The library provides reference services, digital imaging, interlibrary loan, and special collections reading rooms supporting scholars from institutions such as Princeton University, Yale University, Harvard University, Massachusetts Institute of Technology, University of Pennsylvania, and international centers including The Courtauld Institute of Art and the Bibliothèque nationale de France. Conservation labs work with conservators influenced by practices promoted at organizations like the Smithsonian Institution and the Library of Congress. Digital initiatives partner with digital humanities programs at Columbia University Digital Scholarship Archive and centers modeled on Getty Research Institute standards. Users access catalogs integrated with systems used by the Research Libraries Group and OCLC, and staff collaborate with curators from The Metropolitan Museum of Art and curatorial teams at MoMA for exhibition loans.
The library hosts lectures, symposia, fellowships, and exhibitions in collaboration with Columbia departments and external entities such as the American Institute of Architects, Architectural League of New York, Historic Districts Council, Municipal Art Society, and the New-York Historical Society. Fellowships attract scholars associated with programs at Getty Center, Bunting Institute, and international residencies linked to Villa Medici and the American Academy in Rome. Public programming has featured topics involving figures like Daniel Burnham, Charles-Édouard Jeanneret, Alvar Aalto, and contemporary debates attended by critics from Architectural Record and contributors to The New York Times and The New Yorker.

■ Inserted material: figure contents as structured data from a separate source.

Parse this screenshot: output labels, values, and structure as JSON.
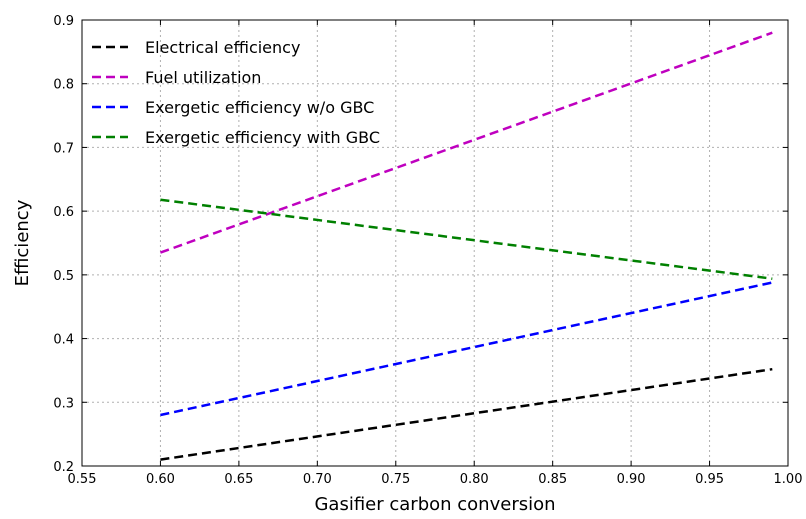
{
  "chart_data": {
    "type": "line",
    "title": "",
    "xlabel": "Gasifier carbon conversion",
    "ylabel": "Efficiency",
    "xlim": [
      0.55,
      1.0
    ],
    "ylim": [
      0.2,
      0.9
    ],
    "xticks": [
      "0.55",
      "0.60",
      "0.65",
      "0.70",
      "0.75",
      "0.80",
      "0.85",
      "0.90",
      "0.95",
      "1.00"
    ],
    "yticks": [
      "0.2",
      "0.3",
      "0.4",
      "0.5",
      "0.6",
      "0.7",
      "0.8",
      "0.9"
    ],
    "grid": true,
    "legend_position": "top-left",
    "line_style": "dashed",
    "series": [
      {
        "name": "Electrical efficiency",
        "color": "#000000",
        "x": [
          0.6,
          0.99
        ],
        "y": [
          0.21,
          0.352
        ]
      },
      {
        "name": "Fuel utilization",
        "color": "#bf00bf",
        "x": [
          0.6,
          0.99
        ],
        "y": [
          0.535,
          0.88
        ]
      },
      {
        "name": "Exergetic efficiency w/o GBC",
        "color": "#0000ff",
        "x": [
          0.6,
          0.99
        ],
        "y": [
          0.28,
          0.488
        ]
      },
      {
        "name": "Exergetic efficiency with GBC",
        "color": "#008000",
        "x": [
          0.6,
          0.99
        ],
        "y": [
          0.618,
          0.494
        ]
      }
    ]
  }
}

Housed within Columbia University's campus facilities near Morningside Heights, the library occupies spaces designed and adapted over time by architects and firms such as McKim, Mead & White, I.M. Pei, and later preservation architects influenced by Stanley Tigerman and Richard Meier ideas. The building's stacks, reading rooms, and climate-controlled vaults reflect conservation standards promoted by the National Archives and Records Administration and the American Institute for Conservation. The physical setting connects to neighboring structures like Butler Library, Low Memorial Library, and facilities used by Columbia Law School and the School of International and Public Affairs.
Administratively, the library reports through Columbia University's Butler Library and university library system, cooperating with university units including Columbia Libraries Special Collections and departments such as the Department of Architecture at the Graduate School of Architecture, Planning and Preservation. Directors and curators have professional ties with organizations like the Society of Architectural Historians, Association of Research Libraries, and grant-making bodies including the National Endowment for the Humanities and the Andrew W. Mellon Foundation. The library's partnerships span cultural and academic partners including The Cooper Union, Columbia University Libraries, New York Public Library, Brooklyn Museum, and international archives such as RIBA and the German National Library.